Ahmet Davutoğlu, daha yıllar evvelinde üniversite muhitlerinde
"Prof. Dr." unvanından ziyade "Hoca" taltifiyle kabul görmüş bir
değerdir. Biz, O'nu bu sütunda AK Parti genel başkanlığına teklif
ederken "uzun aradan sonra eli kalem tutan bir devlet adamımız
olacak" demiş ve şuna dikkat çekmiştik: "İrticalen konuşurken bile
fikir inşa etme kabiliyeti olan bir insandır!" Bu ve benzeri
hükümlerimizin ortak paydası olarak da "bilge adam" demiştik. Son
cümlemiz adına bestelenen marşa da mısra oldu.
...ayrıca:
Biz, Hoca'yı naifliği ve zarafetiyle merhum şehîd başvekil Adnan
Menderes'e benzetmekteyiz. Efendilik, naiflik ve vicdan sahibi
olmak her ikisinin de müşterek benzerliğidir. Bu müsbet
benzerliklerin yanında ne yazık ki menfi benzerlikler de var. Adnan
Menderes ailesi, Ethem ismindeki gencin elinden tutmuş,
yetiştirmiş, O'na soyadlarını vermiş, kabinede Bakan da
yapmışlardı. Adnan Bey, asaletinin gereğini yapmıştı. Ethem
"Menderes" de cibilliyetinin gereğini yaptı. Yassıada mahkemesinde
velinimetinin aleyhine konuşma nankörlüğü gösterdi. Başvekil
Menderes, o güzel adam güzel niyetler, büyük projeler peşindeyken
maalesef yakın çevresini seçmekte hataya düşebiliyordu..
Bu hatayı Hoca'da da görüyoruz.
Biz, 40 yıldır bu ülkeyi yöneten insanlarla beraberiz. Hiç birine
ulaşmada zorluk yaşamamıştık. Nitekim Recep Tayyip Erdoğan,
başbakan olduğunda kendisine kardeşâne hislerle "ulaşılmayan adam
olma!" tavsiyesinde bulunduk. Bugün kimse sn Erdoğan'a
ulaşamadığını iddia edemez. Hoca, başbakan olunca bir gönüldaş
olarak kendisini tebrik etmek istedik. Fakat Basın müşavirini ve
özel kalemlerini geçemedik. Basın müşavirinin vazifesi bizimle
başbakan arasında köprü olmak iken telefonlarımıza sağır oldu en
sonunda da mesajla "seni arayacağım" dediği hâlde sözünde durmadı.
Seçim neticesinde iyi kurulamamış bu yakın çevrenin de etkisi
olduğu kanaatindeyiz.
Şuraya neden bir Hoca portresi çıkarttık?

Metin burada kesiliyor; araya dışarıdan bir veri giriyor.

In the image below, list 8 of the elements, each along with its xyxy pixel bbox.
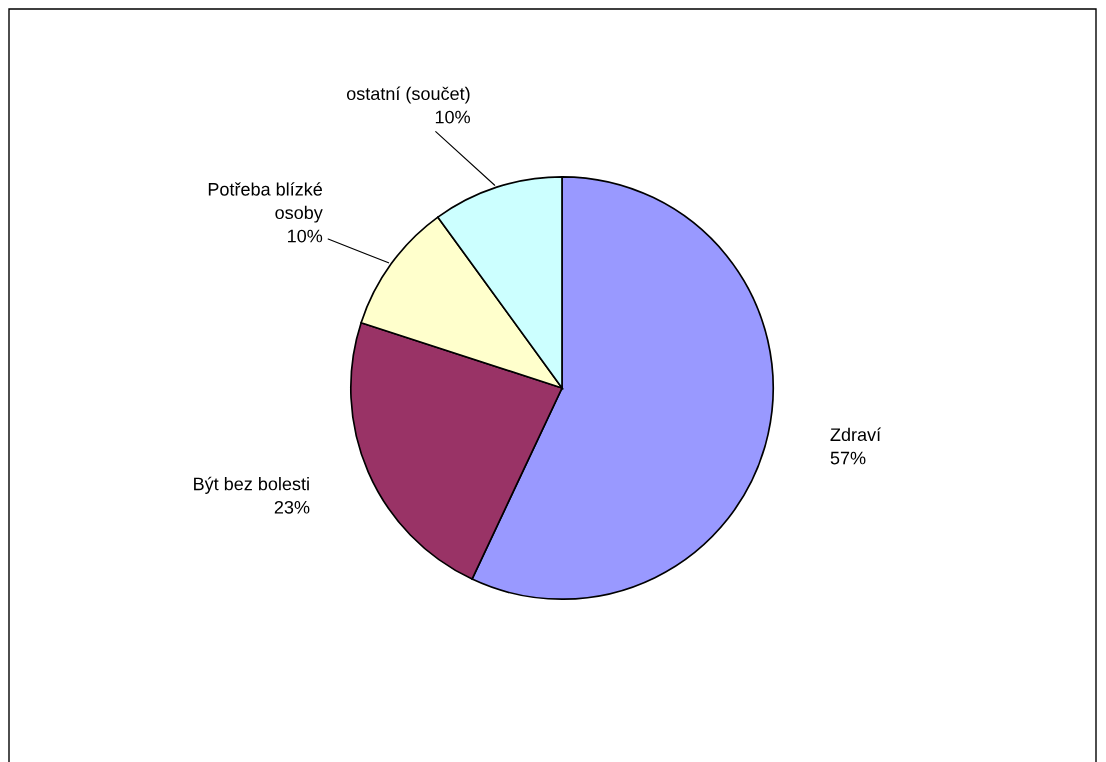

Buna ihtiyaç vardı. Ruh hâli ve seciye vasfı anlaşılmadan demek
istediğimiz anlaşılamayabilir. Bize üstelik de AK Parti'nin çok
şöhretli isimleri soruyorlar:
-Başbakan koalisyon için rol mü yapıyor, yoksa hakikaten istiyor
mu?
Bize göre Hoca ile tiyatroculuk yan yana gelemez...
Samimi olduğu zannındayız. Ama; koalisyonun kurulacağını tahmin
etmiyoruz. Kurulabilse bile 6 aydan öteye varamayacağı
görüşündeyiz. Buna rağmen kendisi de Konyalı olan Hoca, hemşehrisi
Hoca'nın verdiği dersten hareketle "ya tutarsa?" kabilinden göle
yoğurt mayalamaya çalışmakta. Bunu yaparken de yine Türkiye
kazandı. Çünkü bu istişkâfi görüşmelerde serdettiği dil, üslup ve
ifade edilen fikirler, son derecede berrak, samimi ve kuşatıcıydı.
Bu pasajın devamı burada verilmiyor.